Sick leave (art. 85). The duration of sick leave is up to six monthes as per 85 (2). Regarding the
wage given to the worker who leaves due to sickness is stipulated under art. 86.
As per art. 97, Occupational injury can be categorized into occupational accident and
occupational disease. Occupational accident is any organic injury functional disorder sustained
by a worker As a result of any cause extraneous to the injured worker or any effort make during
or in condition with the performance of his work which includes:
1. Any injury sustained by worker while caring out his employer’s order Even away from
the work place or outside of working hours.
2. Any injury sustained by worker before or after his work or during any intruption of work
provided that he is present at work place or premises of the undertaking By the reason of
his duties.
3. Any injury sustained by worker while he is traveling to or from a place of work in
transport service provided by the undertaking which is available for the common use of
its workers or hired and expressly destined by the undertaking for the same purpose.
4. Any injury sustained by worker as a result of an action of the employer or a third party
during the performance of his work.
art. 98 stated about occupational diseaseWhich is any disorder happened at work place.
Exceptionally, epidemic and indemic disease are not occupational disease eg, covid nineteen.
Therefore, so as to say occupational disease, that disease must arise from the nature of the work
that the workers carry out.
INJURY BENEFITS.
The first injury benefit is medical service which has provided under art. 105.
The other benefit is cash benefit which has provided starting from art. 107-112. If the worker
sustains temporary disablement, he is entitled to periodical payment until one year come to an
end. As to the amount of payment that is paid, look at Art. 108 (2)!
art. 107 (1) (b) talks regarding permanent disablement. The worker who sustained permanent
disability will be paid disablement pension or disablement gratitude. Disablement pension has
the nature of pension but that pension is paid for the worker due to the fact that he sustained a
permanent work injury. And the disablement pension is paid for life. private organization
employee’s pension Proc. no. 1268/2022 under art. 34 and the following stated about
disablement pension. To be paid disablement pension, the worker should loss 10 percent of
working capacity. The amount of payment is 47 % of his wage.
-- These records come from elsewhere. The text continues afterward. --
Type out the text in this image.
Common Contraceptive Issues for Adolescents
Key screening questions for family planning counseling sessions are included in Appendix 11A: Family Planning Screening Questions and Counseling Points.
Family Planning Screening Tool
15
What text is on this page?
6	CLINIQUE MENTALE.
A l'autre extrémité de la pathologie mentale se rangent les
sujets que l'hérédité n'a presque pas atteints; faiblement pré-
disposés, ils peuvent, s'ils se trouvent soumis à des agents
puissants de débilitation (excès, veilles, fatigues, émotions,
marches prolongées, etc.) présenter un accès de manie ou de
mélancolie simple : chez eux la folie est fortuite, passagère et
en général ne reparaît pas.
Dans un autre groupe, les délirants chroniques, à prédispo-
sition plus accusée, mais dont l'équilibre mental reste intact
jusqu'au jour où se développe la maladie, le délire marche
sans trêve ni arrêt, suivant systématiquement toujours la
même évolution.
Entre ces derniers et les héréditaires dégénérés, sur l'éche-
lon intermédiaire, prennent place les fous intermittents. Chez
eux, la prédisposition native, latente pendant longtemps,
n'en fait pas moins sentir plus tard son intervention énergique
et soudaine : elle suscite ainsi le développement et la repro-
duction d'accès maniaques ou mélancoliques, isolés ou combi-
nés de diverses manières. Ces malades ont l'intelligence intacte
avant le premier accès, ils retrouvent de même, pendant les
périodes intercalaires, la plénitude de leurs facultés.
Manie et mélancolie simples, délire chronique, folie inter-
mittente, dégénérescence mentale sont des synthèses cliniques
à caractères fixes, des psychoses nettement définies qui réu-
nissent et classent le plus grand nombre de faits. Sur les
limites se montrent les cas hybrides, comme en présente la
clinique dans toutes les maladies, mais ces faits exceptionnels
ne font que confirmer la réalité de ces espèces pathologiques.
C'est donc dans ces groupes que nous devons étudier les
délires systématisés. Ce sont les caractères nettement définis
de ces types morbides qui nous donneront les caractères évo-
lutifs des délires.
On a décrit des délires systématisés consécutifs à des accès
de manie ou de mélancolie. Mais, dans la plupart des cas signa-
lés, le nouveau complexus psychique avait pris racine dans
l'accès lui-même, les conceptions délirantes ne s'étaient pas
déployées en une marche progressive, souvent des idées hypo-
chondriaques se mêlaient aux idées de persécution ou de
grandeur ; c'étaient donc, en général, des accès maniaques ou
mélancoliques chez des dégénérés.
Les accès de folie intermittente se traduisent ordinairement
Dependant’s benefit art. 110. If the worker dais, his dependants will be paid dependant payment.
Who are dependants? Look art. 110 (2)! widow or Widower, children of the deceased, any parent
who was being supported by the deceased. So this disablement pention or disablement gratitude
is paid for those dependants If the worker dais.
DISABLEMENT PAYMENTS. Art. 109.
The amount of compensation is determined:
1. if the collective agreement regulates the amount of compensation to be paid to the victim,
we should aply it unless that collective agreement is less favorable condition to the
worker Compaired with this proclamation art. 109 (4).
2. , if the collective agreement does not regulate, we should apply workmen’s insurance.
3. If there is not workmen’s insurance, we should apply pention scheme.
4. If there is not pension, we should apply art. 109 (4).